We know that the product \(c \times d\) is divisible by a prime \(p\). Show that either \(c\) or \(d\) must be divisible by \(p\).
Find one way to encrypt letters of Latin alphabet as sequences of \(0\)s and \(1\)s, each letter corresponds to a sequence of five symbols.
Using the representation of Latin alphabet as sequences of \(0\)s and \(1\)s five symbols long, encrypt your first and last name.
Decipher the following quote from Alice in Wonderland:
Lw zrxog eh vr qlfh li vrphwklqj pdgh vhqvh iru d fkdqjh.
The same letters correspond to the same in the phrase, different letters correspond to different. We know that no original letters stayed in place, meaning that in places of e,r,h there was surely something else.

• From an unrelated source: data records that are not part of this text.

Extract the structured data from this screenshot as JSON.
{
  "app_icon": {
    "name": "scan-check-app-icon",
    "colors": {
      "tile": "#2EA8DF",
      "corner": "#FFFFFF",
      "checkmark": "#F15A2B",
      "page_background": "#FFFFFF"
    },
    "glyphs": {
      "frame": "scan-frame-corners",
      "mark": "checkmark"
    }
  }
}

After mastering the Caesar shift cypher one may wonder how to generalize it. One possible way is to use Affine cypher. The difference between these two methods can be described as follows:
In case of Caesar cypher we took a letter with position \(n\) from \(1\) to \(26\) and added to its position a number \(d\) obtaining the number \(n+d\), then we compute its residue modulo \(26\).
In case of affine cypher we take a letter with position \(n\) and consider a number \(nx + d\) modulo \(26\).
To decipher such code we need to know values \(x\) and \(d\), then if we have a letter in the code with position \(m\), we can find \(n\) as \(n= (m-d)x^{-1}\) modulo \(26\). Here we have to explain what is \(x^{-1}\): for a number \(x < 26\) we are looking for such a number \(y\), that \(26\) divides \(xy-1\).
Does there always exist a number \(x^{-1}\) modulo \(26\) for any \(x\)?
Using data \(x=3\), \(d=8\) encrypt the word "SOLUTION".
Prove the magic trick for the number \(1089 = 33^2\): if you take any \(3\)-digit number \(\overline{abc}\) with digits coming in strictly descending order and subtract from it the number obtained by reversing the digits of the original number \(\overline{abc} - \overline{cba}\) you get another \(3\)-digit number, call it \(\overline{xyz}\). Then, no matter which number you started with, the sum \(\overline{xyz} + \overline{zyx} = 1089\).
Recall that a number \(\overline{abc}\) is divisible by \(11\) if and only if \(a-b+c\) also is.
Find the last two digits of the number \[33333333333333333347^4 - 11111111111111111147^4\]
Replace all stars with ”+” or ”\(\times\)” signs so the equation holds: \[1*2*3*4*5*6=100\] Extra brackets may be added if necessary. Please write down the expression into the answer box.
In how many ways can one change \(\pounds 2\) into coins worth \(50\)p, \(20\)p and \(10\)p? One does not necessarily need to use all available coin types, i.e. having \(5\) coins of \(20\)p and \(10\) coins of \(10\)p is allowed.